Indian pharma companies, which reverse engineer generics to produce drugs cheaper, can continue with their current business models. Drug R&D is a long, expensive process. Although there have been many advances in understanding genes and computerised number-crunching has shortened the task of finding and delivering drugs, it still takes years to create a new drug and test it. Getting legal clearances to bring a new drug to market also takes years.

There are few breakthrough drugs produced, so original R&D is a very high-risk, low-strike process. It is much easier and less expensive to take an existing drug apart, and work out cheaper ways to make it as generics companies do. India has a compulsory licensing regime for life-saving drugs, which encourages re-engineering.

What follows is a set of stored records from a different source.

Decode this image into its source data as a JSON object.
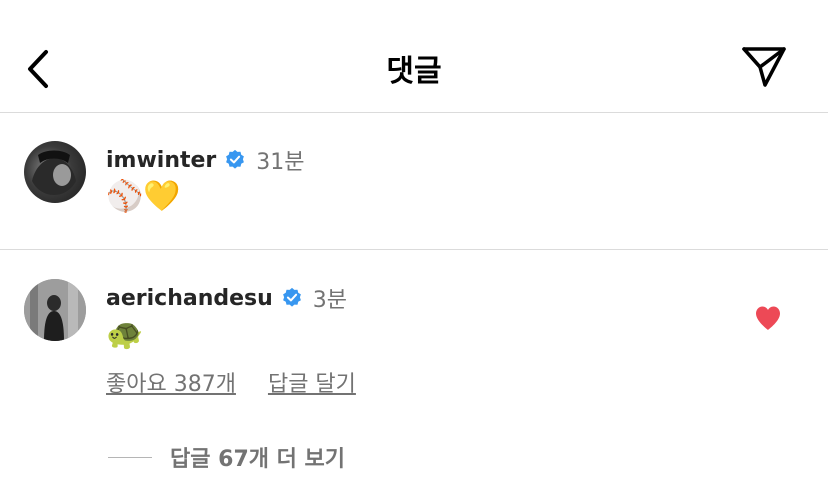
{
  "header": {
    "title": "댓글",
    "back_icon": "chevron-left-icon",
    "send_icon": "paper-plane-icon"
  },
  "comments": [
    {
      "username": "imwinter",
      "verified": true,
      "time": "31분",
      "text": "⚾💛"
    },
    {
      "username": "aerichandesu",
      "verified": true,
      "time": "3분",
      "text": "🐢",
      "liked": true,
      "likes_label": "좋아요 387개",
      "reply_label": "답글 달기",
      "view_replies_label": "답글 67개 더 보기"
    }
  ],
  "colors": {
    "verified_blue": "#3897f0",
    "heart_red": "#ed4956",
    "muted_text": "#737373",
    "divider": "#dbdbdb"
  }
}
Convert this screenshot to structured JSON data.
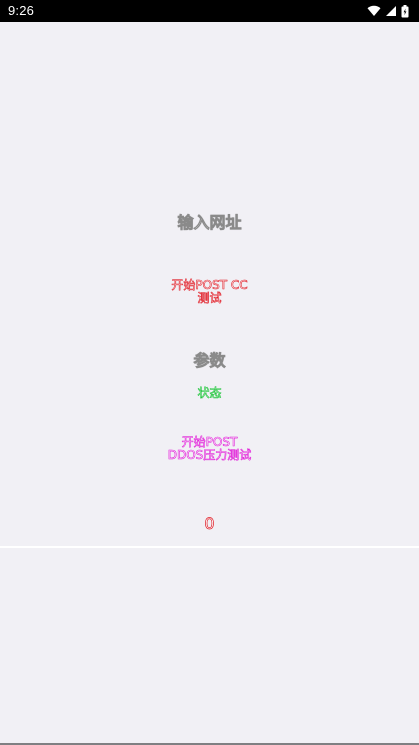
{
  "status_bar": {
    "time": "9:26",
    "icons": [
      "wifi-icon",
      "cellular-signal-icon",
      "battery-icon"
    ]
  },
  "form": {
    "url_placeholder": "输入网址",
    "post_cc_button": {
      "line1": "开始POST CC",
      "line2": "测试"
    },
    "params_placeholder": "参数",
    "status_label": "状态",
    "post_ddos_button": {
      "line1": "开始POST",
      "line2": "DDOS压力测试"
    },
    "counter": "0"
  },
  "colors": {
    "background": "#f1f0f5",
    "status_bar": "#000000",
    "input_outline": "#8a8a8a",
    "cc_button_outline": "#e0202a",
    "status_outline": "#1ec43a",
    "ddos_button_outline": "#e020d8",
    "counter_outline": "#e0202a"
  }
}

The Indian pharma industry has turned re-engineering into an art. In key areas like AIDS, diabetes, anti-malarials and cancer, Indian companies produce generics much cheaper, often cutting prices by 90 per cent. In India itself, and in Africa in particular, cheap Indian generics have been key weapons in the battle against AIDS. Literally millions of poor HIV-positive Africans survive on Cipla's cheap AIDS drugs.

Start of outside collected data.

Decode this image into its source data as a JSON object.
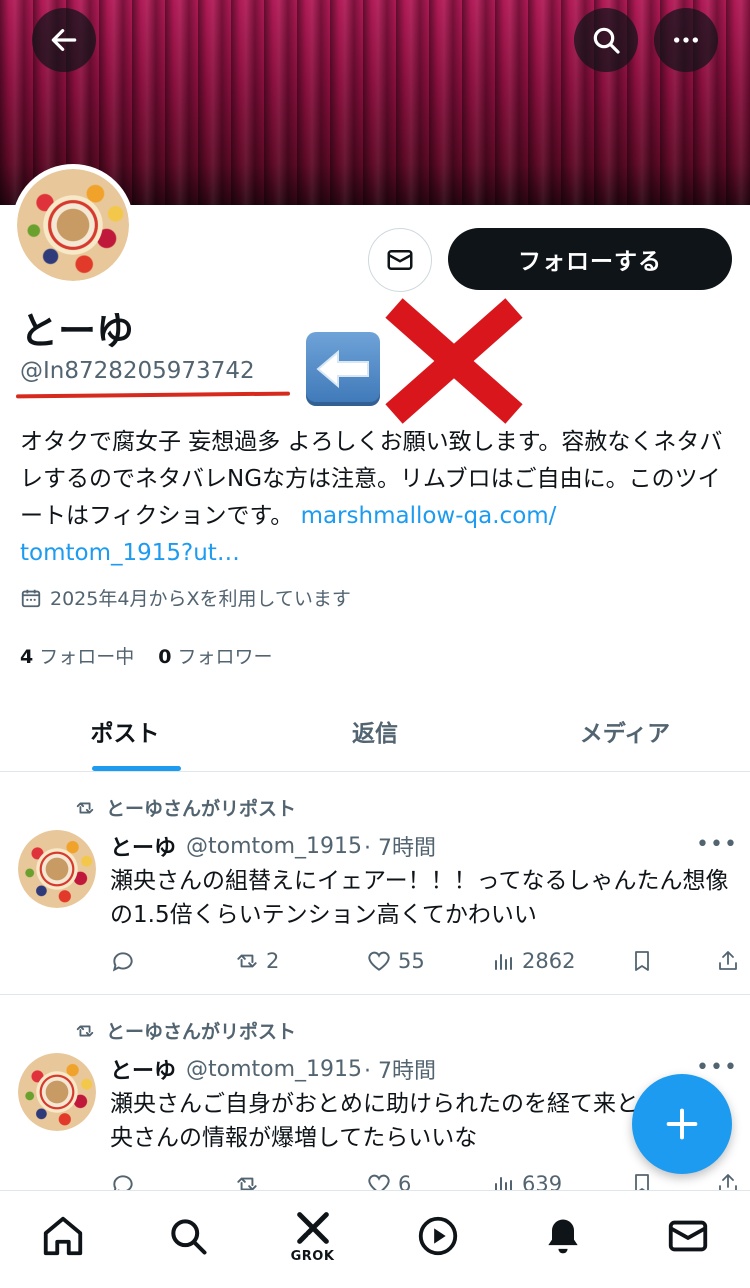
{
  "header": {
    "back_icon": "arrow-left-icon",
    "search_icon": "search-icon",
    "more_icon": "more-horizontal-icon"
  },
  "profile": {
    "name": "とーゆ",
    "handle": "@In8728205973742",
    "follow_label": "フォローする",
    "bio_text": "オタクで腐女子 妄想過多 よろしくお願い致します。容赦なくネタバレするのでネタバレNGな方は注意。リムブロはご自由に。このツイートはフィクションです。",
    "bio_link": "marshmallow-qa.com/ tomtom_1915?ut…",
    "joined": "2025年4月からXを利用しています",
    "following_count": "4",
    "following_label": "フォロー中",
    "followers_count": "0",
    "followers_label": "フォロワー"
  },
  "tabs": [
    {
      "label": "ポスト",
      "active": true
    },
    {
      "label": "返信",
      "active": false
    },
    {
      "label": "メディア",
      "active": false
    }
  ],
  "posts": [
    {
      "repost_label": "とーゆさんがリポスト",
      "author": "とーゆ",
      "handle": "@tomtom_1915",
      "time": "· 7時間",
      "more": "•••",
      "text": "瀬央さんの組替えにイェアー！！！ってなるしゃんたん想像の1.5倍くらいテンション高くてかわいい",
      "reposts": "2",
      "likes": "55",
      "views": "2862"
    },
    {
      "repost_label": "とーゆさんがリポスト",
      "author": "とーゆ",
      "handle": "@tomtom_1915",
      "time": "· 7時間",
      "more": "•••",
      "text": "瀬央さんご自身がおとめに助けられたのを経て来とめは瀬央さんの情報が爆増してたらいいな",
      "reposts": "",
      "likes": "6",
      "views": "639"
    }
  ],
  "bottom_nav": [
    {
      "icon": "home-icon"
    },
    {
      "icon": "search-icon"
    },
    {
      "icon": "grok-icon",
      "label": "GROK"
    },
    {
      "icon": "play-icon"
    },
    {
      "icon": "bell-icon"
    },
    {
      "icon": "mail-icon"
    }
  ],
  "colors": {
    "accent": "#1d9bf0",
    "text": "#0f1419",
    "secondary": "#536471",
    "annotation_red": "#d62a1f"
  }
}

There are advantage and disadvantages to broad patent laws. If the law gives high degrees of protection to IP, companies invest in original R&D knowing that a breakthrough drug will generate returns for a long time. The disadvantage to broad patent protection is that "ever-greening" can be abusive. If a company may slightly tweak an existing drug and rebrand it, it can artificially lengthen the period of patent protection.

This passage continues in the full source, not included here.